Mais 83 novos Oficiais de Justiça homologados do já antigo e último concurso de ingresso

      Anunciámos aqui na passada terça-feira (09JUN) o despacho publicado em Diário da República dos 249 novos Oficiais de Justiça que concluíram o período probatório, de um ano, demonstrando aptidão para o exercício de funções na carreira.

      Nessa publicação constavam aqueles que haviam completado um ano inteiro nos últimos dias de janeiro e nos primeiros dias de fevereiro deste ano.

      Nesta última quinta-feira (11JUN) nova publicação em Diário da República, vem indicar alguns esquecidos de janeiro e agora incluir muitos mais de fevereiro, num total de 83 novas homologações.

      Assim, àqueles 249 somam-se agora estes últimos 83, perfazendo o total de 332 novos Oficiais de Justiça cuja situação está homologada para o exercício de funções.

      Para os 570 lugares abertos no último concurso a que estes novos Oficiais de Justiça dizem respeito (concurso aberto em 2024), ficam a faltar ainda 238 homologações possíveis.
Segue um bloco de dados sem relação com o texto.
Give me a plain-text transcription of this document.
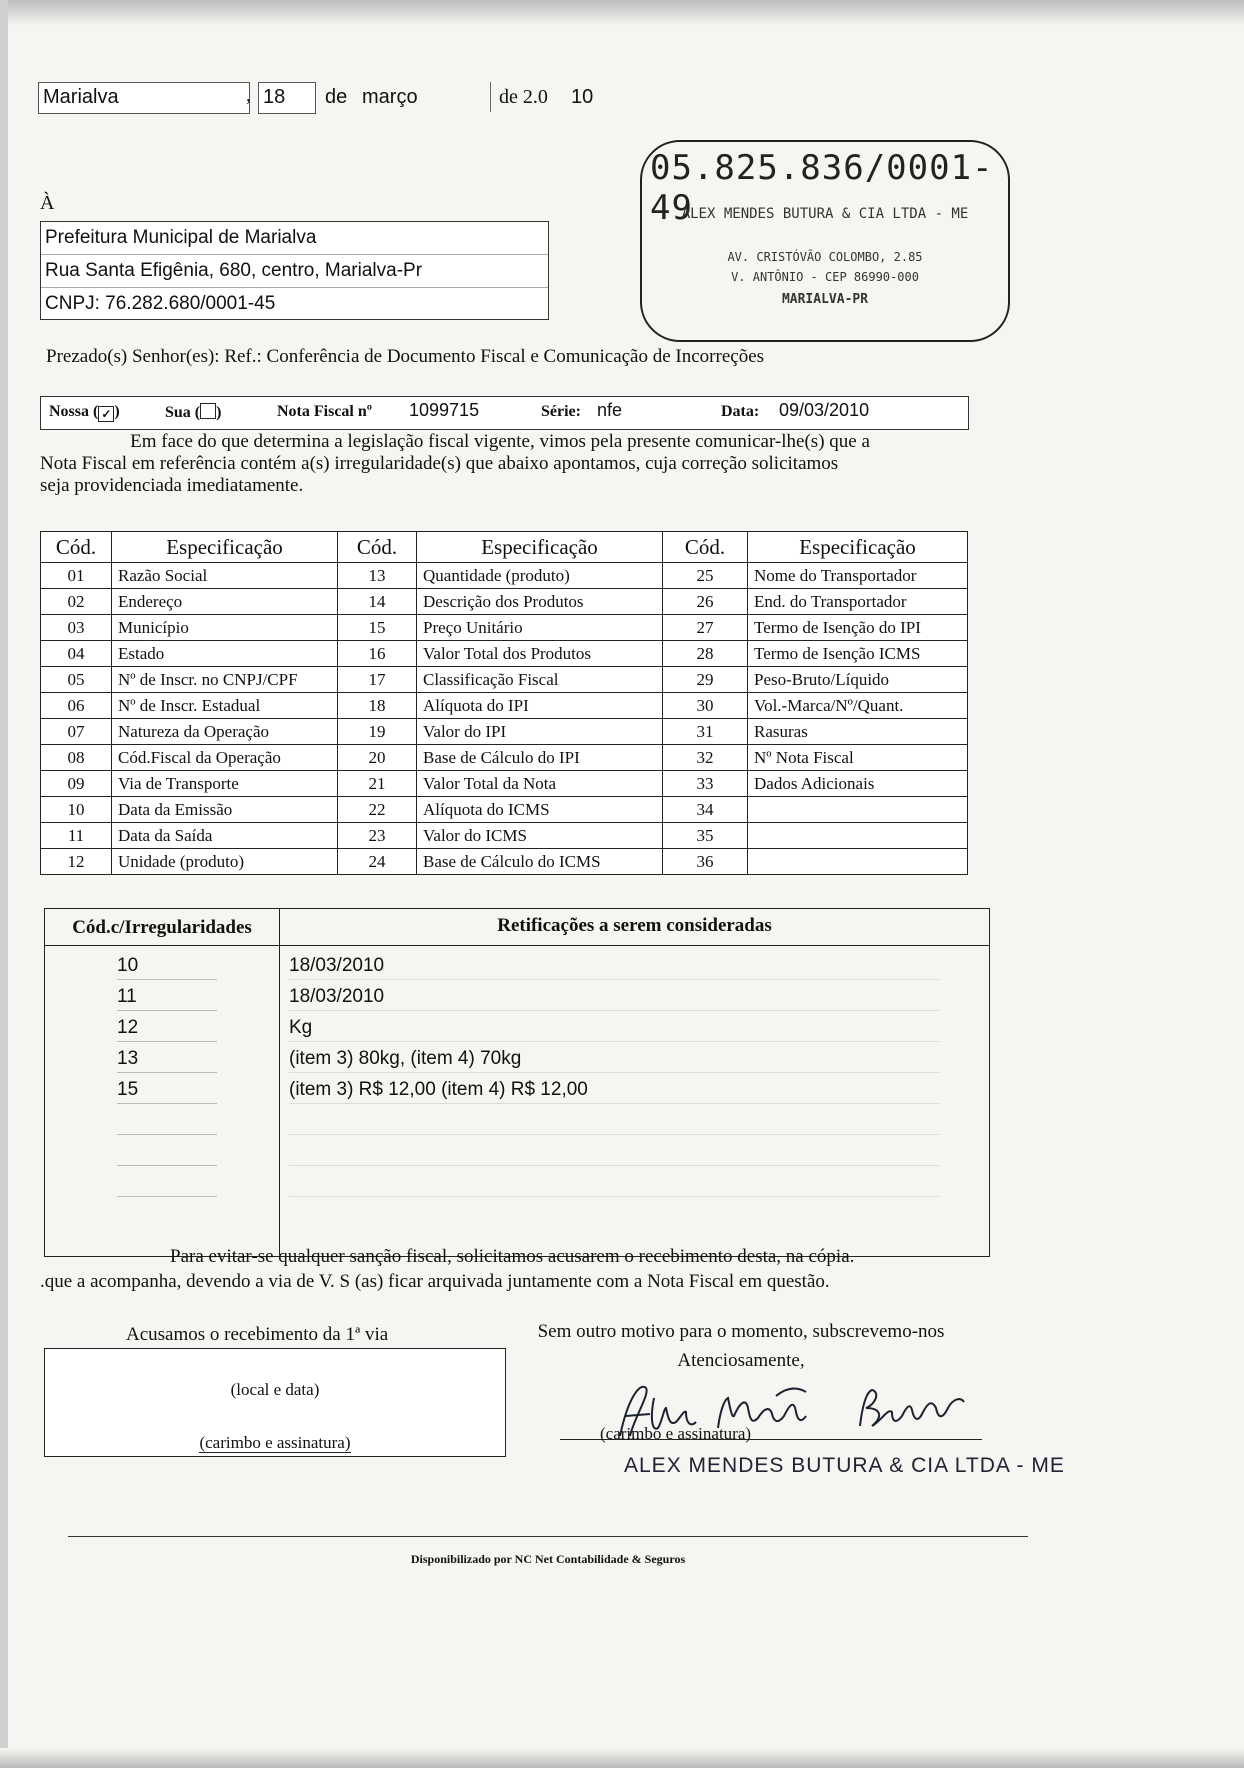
Marialva	, 18 de março	de 2.0 10
À
Prefeitura Municipal de Marialva
Rua Santa Efigênia, 680, centro, Marialva-Pr
CNPJ: 76.282.680/0001-45
05.825.836/0001-49
ALEX MENDES BUTURA & CIA LTDA - ME
AV. CRISTÓVÃO COLOMBO, 2.85
V. ANTÔNIO - CEP 86990-000
MARIALVA-PR
Prezado(s) Senhor(es): Ref.: Conferência de Documento Fiscal e Comunicação de Incorreções
Nossa ( ✓ )	Sua ( )	Nota Fiscal nº 1099715	Série: nfe	Data: 09/03/2010

Em face do que determina a legislação fiscal vigente, vimos pela presente comunicar-lhe(s) que a

Nota Fiscal em referência contém a(s) irregularidade(s) que abaixo apontamos, cuja correção solicitamos

seja providenciada imediatamente.

Cód.	Especificação	Cód.	Especificação	Cód.	Especificação
01	Razão Social	13	Quantidade (produto)	25	Nome do Transportador
02	Endereço	14	Descrição dos Produtos	26	End. do Transportador
03	Município	15	Preço Unitário	27	Termo de Isenção do IPI
04	Estado	16	Valor Total dos Produtos	28	Termo de Isenção ICMS
05	Nº de Inscr. no CNPJ/CPF	17	Classificação Fiscal	29	Peso-Bruto/Líquido
06	Nº de Inscr. Estadual	18	Alíquota do IPI	30	Vol.-Marca/Nº/Quant.
07	Natureza da Operação	19	Valor do IPI	31	Rasuras
08	Cód.Fiscal da Operação	20	Base de Cálculo do IPI	32	Nº Nota Fiscal
09	Via de Transporte	21	Valor Total da Nota	33	Dados Adicionais
10	Data da Emissão	22	Alíquota do ICMS	34	
11	Data da Saída	23	Valor do ICMS	35	
12	Unidade (produto)	24	Base de Cálculo do ICMS	36	
Cód.c/Irregularidades	Retificações a serem consideradas
10	18/03/2010
11	18/03/2010
12	Kg
13	(item 3) 80kg, (item 4) 70kg
15	(item 3) R$ 12,00 (item 4) R$ 12,00

Para evitar-se qualquer sanção fiscal, solicitamos acusarem o recebimento desta, na cópia.

.que a acompanha, devendo a via de V. S (as) ficar arquivada juntamente com a Nota Fiscal em questão.

Acusamos o recebimento da 1ª via
(local e data)
(carimbo e assinatura)
Sem outro motivo para o momento, subscrevemo-nos
Atenciosamente,
(carimbo e assinatura)
ALEX MENDES BUTURA & CIA LTDA - ME
Disponibilizado por NC Net Contabilidade & Seguros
E diz-se possíveis, e não necessárias, porque não foram preenchidos todos os lugares lançados a concurso e porque também não concluíram com êxito o período probatório todos os que o iniciaram.

      Assim, vamos continuar a aguardar as novas publicações e a contabilizar o sucesso deste último concurso, que teve início em 2024, e que já se mostra sobejamente concluído, tanto que outro já deveria ter sido lançado e com caráter urgente.

      E por que razão não foi ainda lançado um outro concurso após esse último de 2024? E por que razão não foram aproveitados os interessados já aprovados e que se encontram na bolsa de espera desde esse último concurso?

      Porque se entendeu que as negociações que decorriam para a nova carreira de grau de complexidade de nível 3 exigiam novas condições de ingresso, tal como vieram a ser acordadas e constam do projeto de diploma em apreciação pública no BTE, onde constam os seguintes cursos necessários para ingresso: “candidatos habilitados com licenciatura na área do direito, em Administração Pública e em gestão” (cfr. artigo 2º do projeto de diploma).

     Desta forma, os candidatos em espera na “Bolsa de Recrutamento”, bem como todos aqueles que estão a frequentar os cursos profissionais de 3 anos que os habilitavam a candidatar-se à carreira, de repente, deixaram de ter condições para aceder à carreira, a não ser que detenham alguma das licenciaturas que foram acordadas, tal como prevê o artigo 12º do diploma projetado que diz assim:

      «O ingresso na categoria de técnico de justiça de candidatos aos procedimentos concursais anteriores, cuja prova escrita de conhecimentos ainda se encontre válida à data de entrada em vigor do presente decreto-lei, depende do cumprimento dos requisitos de ingresso previstos no artigo 2.º» e o artigo 2º é o das licenciaturas referidas, entre outras condições.

      Com o acordo firmado entre os sindicatos e o Governo foram desperdiçados centenas de interessados, desde logo os que obtinham a formação profissional prática para o exercício técnico das funções e que tão bem o demonstraram nos últimos anos, sem que se salvaguardasse um período de transição para o aproveitamento urgente desses interessados que tanta falta fazem nos tribunais e nos serviços do Ministério Público de todo o país.

      Estranha-se a sistemática reivindicação e alertas dos sindicatos para a falta de Oficiais de Justiça, que é uma falta real que diariamente se constata por todo o lado, apontando-se já quase dois mil Oficiais de Justiça em falta, em relação aos quadros atuais, e, apesar disso, apesar deste enorme número e desta necessidade tão urgente, estranha-se que sejam desperdiçados centenas de candidatos, não só os da bolsa de recrutamento, que, recorde-se, tiveram aprovação na prova de conhecimentos, como ainda aqueles que estão a concluir a formação de três anos que dava acesso à carreira e que, afinal, já não dá.

      E foi isto que os sindicatos subscreveram.

      Fontes: artigo DD-OJ de 09JUN intitulado: "249 dos 570 já estão homologados como Oficiais de Justiça" e publicações dos despachos no Diário da República de 08JUN2026 e de 11JUN2026.